A Twitter follower recently contacted me and offered to tell her personal story in order to help other college-bound students. Since she claimed that she had “made every possible mistake,” I couldn’t resist the offer.
Kathleen chose to attend a private, for-profit art school, with relatively high tuition. According to Kathleen, her father “didn’t go to school but had a great paying full time job as well as many side businesses but he choose not to pay for my education because he thought that I would get more government aid that way.”
He was wrong. Unfortunately, the way the financial aid system works, your tuition is based on your parents’ income whether they offer to help you pay for college or not. Having high income parents who don’t help pay is a worst-case scenario and ruins your financial aid eligibility. The only ways around this are to get married, have a baby, join the military or wait to go to college until you are age 24 and considered independent of your parents.
So, that’s strike one against her.
Kathleen qualified only for an abysmal $900 in merit aid, based on her good grades in high school. Not only did she not qualify for financial aid grants, but she didn’t even qualify for many subsidized, federal student loans. So, she turned to the private student loan market.
Strike two.
I wish that someone would have told Kathleen at this point that this school was simply beyond her financial reach. She needed to look at lower-priced state schools. Instead, she signed the private loans and graduated with $92,000 in debt in 2010, at staggering interest rates of 14.25%, 11% and 9%.
“As of today,” Kathleen explains, “I have accrued over $18,000 in interest and the loan providers expect $1200/month for 10 years or $1050/month for expending my biggest private loan out to 24 years.
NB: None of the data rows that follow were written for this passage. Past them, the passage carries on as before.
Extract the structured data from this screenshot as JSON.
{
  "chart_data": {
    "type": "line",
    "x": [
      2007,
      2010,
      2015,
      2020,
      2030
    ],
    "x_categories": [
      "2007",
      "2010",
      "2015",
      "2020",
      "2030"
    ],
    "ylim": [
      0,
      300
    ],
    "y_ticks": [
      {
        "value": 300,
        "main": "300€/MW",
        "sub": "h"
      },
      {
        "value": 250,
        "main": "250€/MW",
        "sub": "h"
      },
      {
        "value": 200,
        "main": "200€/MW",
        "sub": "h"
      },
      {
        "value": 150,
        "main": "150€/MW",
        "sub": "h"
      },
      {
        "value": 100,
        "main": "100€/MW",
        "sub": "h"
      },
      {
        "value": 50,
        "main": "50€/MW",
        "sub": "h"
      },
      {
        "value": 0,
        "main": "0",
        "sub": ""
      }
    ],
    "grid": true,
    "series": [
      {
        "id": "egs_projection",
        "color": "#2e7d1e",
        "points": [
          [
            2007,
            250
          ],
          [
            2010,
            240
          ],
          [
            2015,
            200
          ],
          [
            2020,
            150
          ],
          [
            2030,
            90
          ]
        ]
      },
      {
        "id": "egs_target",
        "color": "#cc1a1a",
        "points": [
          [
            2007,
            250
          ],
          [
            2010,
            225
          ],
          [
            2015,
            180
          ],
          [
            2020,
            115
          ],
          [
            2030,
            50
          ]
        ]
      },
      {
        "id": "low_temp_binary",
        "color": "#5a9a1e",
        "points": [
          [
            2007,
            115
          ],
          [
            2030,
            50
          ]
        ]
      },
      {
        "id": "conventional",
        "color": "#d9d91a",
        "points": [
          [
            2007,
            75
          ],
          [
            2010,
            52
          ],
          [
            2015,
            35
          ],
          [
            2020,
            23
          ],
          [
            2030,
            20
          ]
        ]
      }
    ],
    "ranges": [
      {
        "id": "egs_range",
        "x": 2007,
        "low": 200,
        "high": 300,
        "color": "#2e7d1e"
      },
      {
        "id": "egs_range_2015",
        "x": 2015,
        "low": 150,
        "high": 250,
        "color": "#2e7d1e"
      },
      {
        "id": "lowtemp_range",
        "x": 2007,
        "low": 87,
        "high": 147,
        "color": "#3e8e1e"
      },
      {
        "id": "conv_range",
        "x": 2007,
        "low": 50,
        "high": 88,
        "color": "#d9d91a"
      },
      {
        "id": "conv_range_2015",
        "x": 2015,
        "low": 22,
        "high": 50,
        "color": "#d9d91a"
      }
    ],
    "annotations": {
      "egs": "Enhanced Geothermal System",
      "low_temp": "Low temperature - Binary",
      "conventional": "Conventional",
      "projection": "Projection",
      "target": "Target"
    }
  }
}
I have about $365/month in forbearance on the federal loans but the others are all private, resulting in limited repayment options. I am also quite at a loss with the high interest rates because nobody in the world is consolidating private loans right now. I did the math and if I can pay everything off in 10 years, I will have paid a total of $175,000 and if I pay the rest of my private loan off in 24 years, I will have paid $244,000.”
Ouch. This is an absolute nightmare, and at this point—as she perceives—her options are limited.
The good news is that she does have a job in her field that she likes, and is earning a respectable living, but these debts are killing her and are simply unsustainable.
Her best bet to avoid striking out? Try to get the income-based repayment adjustment on the federal loans. Then, talk to Dad. See if he is willing to help her deal with the high-interest private loans. Since he didn’t help pay tuition earlier, and earns a good living, perhaps he would be willing to make a contribution now. If he would consider paying off the highest interest loan, that would be a great start. If not, maybe he would be willing to give her a loan to pay them off, at a more reasonable “family” rate. That way, more of the family’s economic resources could stay within the family, rather than going to fund faceless, uncaring, and predatory lenders.